La soirée débute avec le concert de Simon Winsé, musicien burkinabé multi-instrumentiste dans une salle plutôt clairsemée. Accompagné d’un guitariste qui, pour le début de ce concert se fera percussionniste, c’est à l’arc en bouche que Simon Winsé entame son set, tout en douceur et sonorités apaisantes.
Après quelques titres en duo, les deux musiciens seront rejoints par un violoncelliste qui, de ses cordes, illuminera les sonorités africaines des instruments de Simon Winsé. Et c’est avec sa voix grave et chaude que le chanteur nous accompagnera tout au long de ce concert, il enchaînera les changements d’instruments et fera chanter un public qui n’attendait que d’être sollicité pour interagir avec les musiciens.
Les textes parlent des femmes et leur rendent hommage, de liberté et on ne peut s’empêcher de penser à un griot, passeur de messages à destination d’une audience très réceptive. Le public saluera le départ des musiciens avec une chaleur qui n’aura d’égal que celle qui leur a été diffusée tout au long de cette première partie, que beaucoup auraient aimé plus longue.
C’est ensuite l’entrée en scène de Zone Libre Polyurbaine, projet depuis quelques années de Serge Teyssot-Gay et Cyril Bilbeaud. Après un album instrumental (démentiel, il faut le dire) et deux albums avec des rappeurs au chant (tout aussi démentiels), la formule a de nouveau évolué pour ne garder que les deux musiciens et leur adjoindre les services de Marc Nammour (poète, rappeur) et Mike Ladd (lui aussi poète et rappeur).
Côté musical, le duo habitué à travailler ensemble jette les bases d’une exploration musicale, loin des formatages habituels, faite de rythmiques impaires créant un langage qui leur est propre. Cette mise en lumière sur les textes des deux poètes / rappeurs, (ces deux mots prenant tout leur sens mis ensemble) comme un complément, une pure évidence. Les mots, les corps, virevoltent et s’enchaînent entre les arpèges et rythmes des instruments et des voix comme une danse hypnotique, tellurique pourrait-on dire.

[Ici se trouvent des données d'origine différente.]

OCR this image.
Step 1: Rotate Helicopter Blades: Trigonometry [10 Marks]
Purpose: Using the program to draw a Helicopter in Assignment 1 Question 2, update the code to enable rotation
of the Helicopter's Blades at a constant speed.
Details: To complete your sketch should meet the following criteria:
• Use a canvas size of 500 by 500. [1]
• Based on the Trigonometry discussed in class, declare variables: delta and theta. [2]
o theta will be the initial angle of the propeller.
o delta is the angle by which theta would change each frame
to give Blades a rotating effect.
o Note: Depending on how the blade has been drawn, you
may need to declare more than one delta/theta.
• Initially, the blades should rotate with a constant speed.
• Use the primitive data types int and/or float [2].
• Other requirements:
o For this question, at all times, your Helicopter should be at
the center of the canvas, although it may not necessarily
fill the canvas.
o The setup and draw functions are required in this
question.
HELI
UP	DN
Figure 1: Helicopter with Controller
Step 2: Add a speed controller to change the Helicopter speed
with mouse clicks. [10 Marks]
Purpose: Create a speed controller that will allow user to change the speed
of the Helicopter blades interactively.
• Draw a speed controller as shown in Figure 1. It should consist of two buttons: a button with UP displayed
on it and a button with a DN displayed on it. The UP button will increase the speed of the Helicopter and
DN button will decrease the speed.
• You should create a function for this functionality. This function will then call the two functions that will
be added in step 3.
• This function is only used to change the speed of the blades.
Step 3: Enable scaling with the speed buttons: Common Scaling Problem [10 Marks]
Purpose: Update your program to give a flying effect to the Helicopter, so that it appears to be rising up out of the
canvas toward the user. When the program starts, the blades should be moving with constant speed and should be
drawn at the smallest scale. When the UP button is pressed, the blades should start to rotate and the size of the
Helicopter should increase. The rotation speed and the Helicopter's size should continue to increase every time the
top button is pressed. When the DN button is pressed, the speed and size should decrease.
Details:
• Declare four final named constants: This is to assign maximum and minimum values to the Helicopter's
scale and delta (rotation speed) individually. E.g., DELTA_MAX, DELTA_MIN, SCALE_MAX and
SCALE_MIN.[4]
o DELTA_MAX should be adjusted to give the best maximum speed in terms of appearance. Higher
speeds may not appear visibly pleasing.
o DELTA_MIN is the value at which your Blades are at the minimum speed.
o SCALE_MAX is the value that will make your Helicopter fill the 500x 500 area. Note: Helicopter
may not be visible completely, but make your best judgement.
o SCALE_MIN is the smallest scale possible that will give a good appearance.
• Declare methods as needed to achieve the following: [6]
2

Il y a de la place pour chacun, du temps pour tous, les uns s’effaçant pour laisser place aux autres, puis tout se mélange de nouveau pour un tourbillon de mots, de rythmes et de sons.
La bienveillance de certains textes contant la banlieue et ses souvenirs adolescents, telle une madeleine de Proust ou la rage d’un texte qui résonne particulièrement avec les élections approchantes, sont comme un grand écart, celui d’une vie et ses contrastes.
Et la surprise et la joie de Marc Nammour, d’entendre dans le public ses textes repris. Quant à Mike Ladd, son flow n’a d’équivalent que son énergie, son jeu de scène se complète à merveille avec celui de ses compagnons. Cyril Bilbeaud propose le rythme et Serge Teyssot-Gay, guitariste félin, s’en saisit pour enrober de ses notes de guitare tout ce petit monde dans la richesse de son jeu unique.
Il y a une énergie et une bienveillance perceptibles dans les regards échangés entre les musiciens, qui se transmet dans le public, il y a des vibrations qu’accompagnent les scansions des textes et de la musique. Il y a un respect palpable au travers de cette frontière imaginaire qu’est la scène qui, s'il en restait encore des traces, a de toute façon volé en éclat une fois que les premières notes l’ont traversée. Le groupe invite le public à partager un moment ensemble et boire un verre, et comme Mike Ladd le précisera, si besoin était, qu’on en a tous besoin ces temps-ci.